How recognize a sound and teach to an AI

jack white's icon

I would like crate an MaxMsp interface that using packages ml.lib and zsa.descriptors. With this interface I would like to record a sound and after I will teach it to ml.lib. After learn the sound, ml.lib when recognize the sound start a MIDI.
My problem is that I do not know what is the better object or objects to use in ml.lib package and in zsa.descriptors

This is objects in ml.lib and in zsa.descriptors

Floating Point's icon

This is exactly what I want to do. I haven't really done anything on it yet, but what I'm planning on doing is:
1. use one or more of the zsa descriptors to analyze and map a signal to meaningful parameters.
2. parse those parameters to your ml.lib package for learning and classification tasks

I think it really depends on what kind of sounds you want to analyze and how varied they are. You need to ask yourself what aspects of the sound change, and how they change, and in what way they are different from the other sounds in your collection.

Personally, I'm going to start by using the dynamic time warping module with possibly the zsa.bark object. Why? Because I want to analyze and categorize vocal gestures. The ml.dtw object can recognize similarities in time-series that are multi-dimensional, and the zsa.bark object reduces those dimensions to a manageable number. I haven't started on it yet, but that will be my starting point (for me). I'm sure I will find that I need to complement that approach with other objects (such as zsa.flux) to further refine things.

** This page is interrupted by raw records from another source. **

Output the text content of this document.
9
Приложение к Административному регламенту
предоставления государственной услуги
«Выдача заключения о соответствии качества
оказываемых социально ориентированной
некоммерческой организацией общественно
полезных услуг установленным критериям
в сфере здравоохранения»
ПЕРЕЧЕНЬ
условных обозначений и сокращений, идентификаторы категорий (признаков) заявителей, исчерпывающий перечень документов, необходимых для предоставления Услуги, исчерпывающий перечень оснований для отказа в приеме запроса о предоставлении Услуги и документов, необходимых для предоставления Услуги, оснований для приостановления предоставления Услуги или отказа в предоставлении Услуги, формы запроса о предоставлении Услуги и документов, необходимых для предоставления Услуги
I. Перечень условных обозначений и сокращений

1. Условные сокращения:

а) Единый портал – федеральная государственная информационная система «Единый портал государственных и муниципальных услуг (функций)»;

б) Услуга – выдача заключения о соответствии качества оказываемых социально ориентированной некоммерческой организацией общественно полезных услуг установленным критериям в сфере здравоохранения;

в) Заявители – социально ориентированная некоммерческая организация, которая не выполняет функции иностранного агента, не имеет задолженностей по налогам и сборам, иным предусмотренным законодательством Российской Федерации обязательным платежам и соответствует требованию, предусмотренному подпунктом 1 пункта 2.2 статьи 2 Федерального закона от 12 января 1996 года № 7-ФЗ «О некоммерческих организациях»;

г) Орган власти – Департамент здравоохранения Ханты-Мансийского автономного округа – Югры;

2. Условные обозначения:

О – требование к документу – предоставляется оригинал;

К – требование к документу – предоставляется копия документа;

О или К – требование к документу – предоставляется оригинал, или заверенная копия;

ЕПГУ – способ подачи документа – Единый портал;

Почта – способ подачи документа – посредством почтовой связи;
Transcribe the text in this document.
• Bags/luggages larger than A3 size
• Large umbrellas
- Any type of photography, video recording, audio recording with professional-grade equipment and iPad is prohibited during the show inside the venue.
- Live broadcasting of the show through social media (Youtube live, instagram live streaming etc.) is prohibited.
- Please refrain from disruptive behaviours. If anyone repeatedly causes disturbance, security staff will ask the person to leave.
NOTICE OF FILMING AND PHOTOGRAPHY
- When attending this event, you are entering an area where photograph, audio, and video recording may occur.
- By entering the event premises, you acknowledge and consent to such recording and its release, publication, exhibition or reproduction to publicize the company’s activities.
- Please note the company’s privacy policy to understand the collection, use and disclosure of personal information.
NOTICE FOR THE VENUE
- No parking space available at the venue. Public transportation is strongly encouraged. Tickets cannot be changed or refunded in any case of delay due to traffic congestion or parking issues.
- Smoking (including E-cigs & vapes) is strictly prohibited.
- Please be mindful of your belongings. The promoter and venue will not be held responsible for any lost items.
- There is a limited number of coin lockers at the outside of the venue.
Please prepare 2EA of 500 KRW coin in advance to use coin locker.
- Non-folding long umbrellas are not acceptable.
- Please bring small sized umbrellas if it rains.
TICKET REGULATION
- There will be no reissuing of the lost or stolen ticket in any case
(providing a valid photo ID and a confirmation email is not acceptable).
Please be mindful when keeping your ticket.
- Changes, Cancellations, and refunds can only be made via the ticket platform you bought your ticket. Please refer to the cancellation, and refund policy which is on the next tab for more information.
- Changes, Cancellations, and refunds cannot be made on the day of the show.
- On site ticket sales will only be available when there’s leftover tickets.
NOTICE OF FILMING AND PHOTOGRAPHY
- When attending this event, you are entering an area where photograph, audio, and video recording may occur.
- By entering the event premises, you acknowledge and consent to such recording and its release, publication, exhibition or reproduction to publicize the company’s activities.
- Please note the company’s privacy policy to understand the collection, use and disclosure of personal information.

If you have a different application, the details of this approach will be different. For example if you want to distinguish a trumpet from a violin, you might want to do a spectral analysis, such as zsa.rolloff, find the average over the first 100 or so milliseconds, and then use k.nn to classify your readings. Then you might find that you need to use another zsa object to mediate the first one, so you' really need to think hard about the nature of the sounds you want to analyze and progress from there. I believe most of the work would be in getting the data from any audio analysis right first, and "massaging" it into the right form, before any ml.lib would be of any use. That form might be relatively arbitrary and abstract and would depend on the nature of your sounds and what qualities you want to extract from them.
I'm just guessing here, but that's what you would need to do too (make educated guesses).